Bird flu kills Thai boy; reports paint bleak picture in US
Two fighting cocks are trained for a fight at a farm in Ayutthaya province, 80 km north of Bangkok, December 9,2005. Bird flu has killed a five-year-old Thai boy, the country's 14th victim of the deadly virus, Deputy Health Minister Anutin Charnvirakula said. [Reuters]
China also reported a new case of H5N1, the fifth person in the country known to have been infected with the deadly virus. The 31-year-old woman, who lived in Heishan county, northeast China's Liaoning province, has since recovered.

The death of the 5-year-old boy from the central province of Nakhon Nayok, 110 km (70 miles) from Bangkok, took Thailand's bird flu death toll to 14 out of 22 known cases since the virus swept through large parts of Asia in late 2003.

He was the second Thai killed by the H5N1 virus since bird flu erupted anew in the country in October, when a 48-year-old man died.

It was not yet certain how the boy caught the virus, which usually strikes those in close contact with infected fowl or their droppings, senior health officials said.
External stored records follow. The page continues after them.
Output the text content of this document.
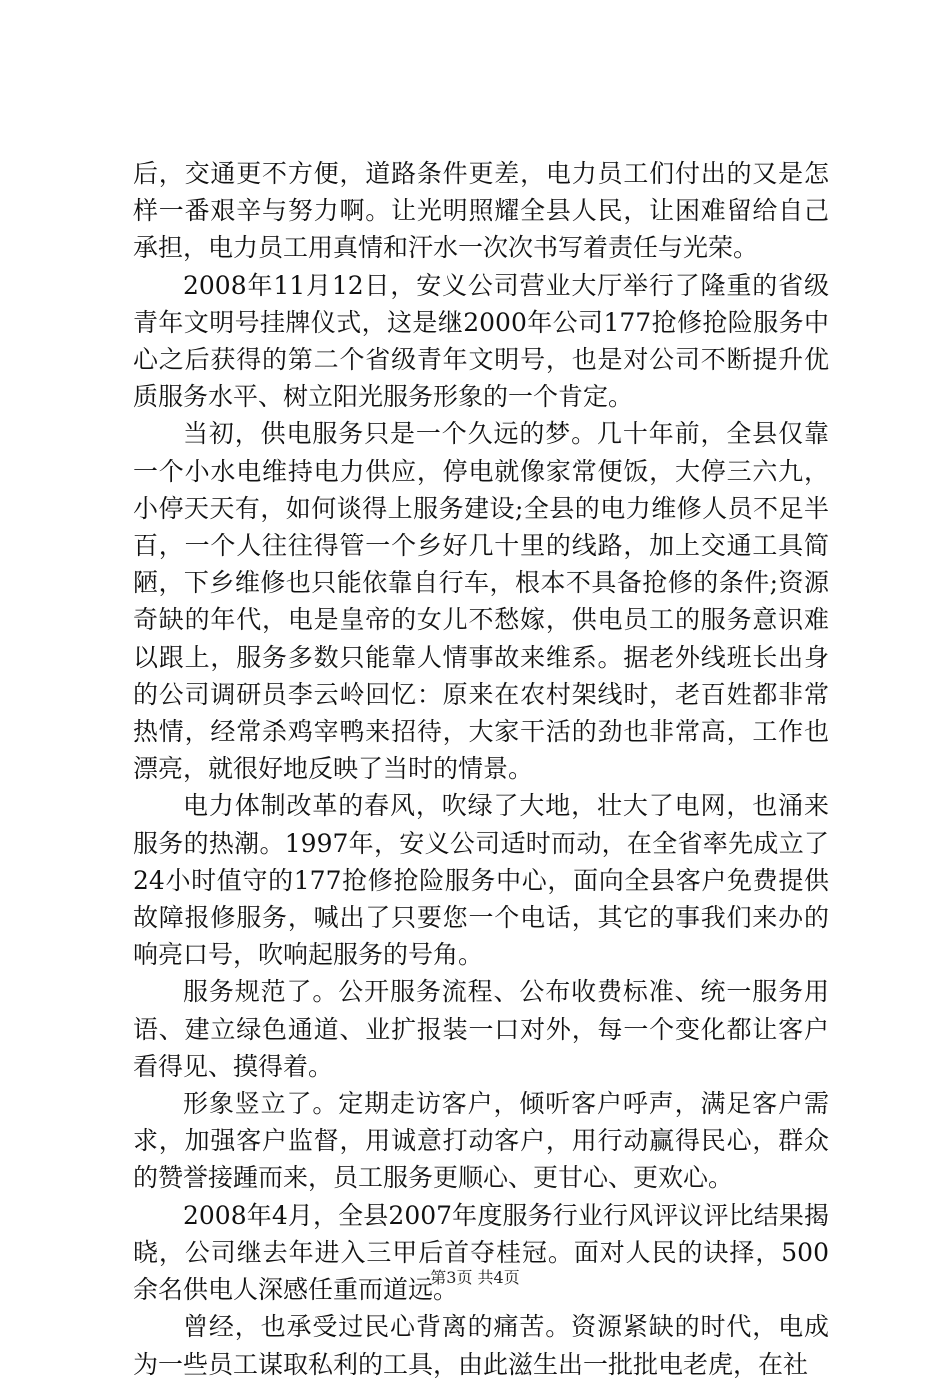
后，交通更不方便，道路条件更差，电力员工们付出的又是怎样一番艰辛与努力啊。让光明照耀全县人民，让困难留给自己承担，电力员工用真情和汗水一次次书写着责任与光荣。

2008年11月12日，安义公司营业大厅举行了隆重的省级青年文明号挂牌仪式，这是继2000年公司177抢修抢险服务中心之后获得的第二个省级青年文明号，也是对公司不断提升优质服务水平、树立阳光服务形象的一个肯定。

当初，供电服务只是一个久远的梦。几十年前，全县仅靠一个小水电维持电力供应，停电就像家常便饭，大停三六九，小停天天有，如何谈得上服务建设;全县的电力维修人员不足半百，一个人往往得管一个乡好几十里的线路，加上交通工具简陋，下乡维修也只能依靠自行车，根本不具备抢修的条件;资源奇缺的年代，电是皇帝的女儿不愁嫁，供电员工的服务意识难以跟上，服务多数只能靠人情事故来维系。据老外线班长出身的公司调研员李云岭回忆：原来在农村架线时，老百姓都非常热情，经常杀鸡宰鸭来招待，大家干活的劲也非常高，工作也漂亮，就很好地反映了当时的情景。

电力体制改革的春风，吹绿了大地，壮大了电网，也涌来服务的热潮。1997年，安义公司适时而动，在全省率先成立了24小时值守的177抢修抢险服务中心，面向全县客户免费提供故障报修服务，喊出了只要您一个电话，其它的事我们来办的响亮口号，吹响起服务的号角。

服务规范了。公开服务流程、公布收费标准、统一服务用语、建立绿色通道、业扩报装一口对外，每一个变化都让客户看得见、摸得着。

形象竖立了。定期走访客户，倾听客户呼声，满足客户需求，加强客户监督，用诚意打动客户，用行动赢得民心，群众的赞誉接踵而来，员工服务更顺心、更甘心、更欢心。

2008年4月，全县2007年度服务行业行风评议评比结果揭晓，公司继去年进入三甲后首夺桂冠。面对人民的诀择，500余名供电人深感任重而道远。

曾经，也承受过民心背离的痛苦。资源紧缺的时代，电成为一些员工谋取私利的工具，由此滋生出一批批电老虎，在社

第3页 共4页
The boy, who died in hospital on Wednesday, was not known to have had direct contact with chickens, health officials said.

"We believe that the boy contracted the virus from his surroundings because, although his family does not raise chickens, there are chickens raised in his neighborhood," said Thawat Suntrajarn, head of the Health Ministry's Disease Control Department.

That would follow the usual pattern of human infections of the virus, which has not yet shown signs of evolving into a form which could pass easily from person to person.

Experts say that is the great fear. If the H5N1 virus did acquire that ability, it could set off a pandemic which could kill millions of people without immunity to the new strain.

In the two years since the virus began to spread widely in Asia, there has been only one case in Thailand in which H5N1 is suspected of moving from person to person -- that of a mother who died after cradling her dying daughter all night.

But the World Health Organization says the virus is now endemic in parts of Asia and countries around the world are preparing plans to deal with a pandemic which could cause serious economic losses as well as widespread deaths.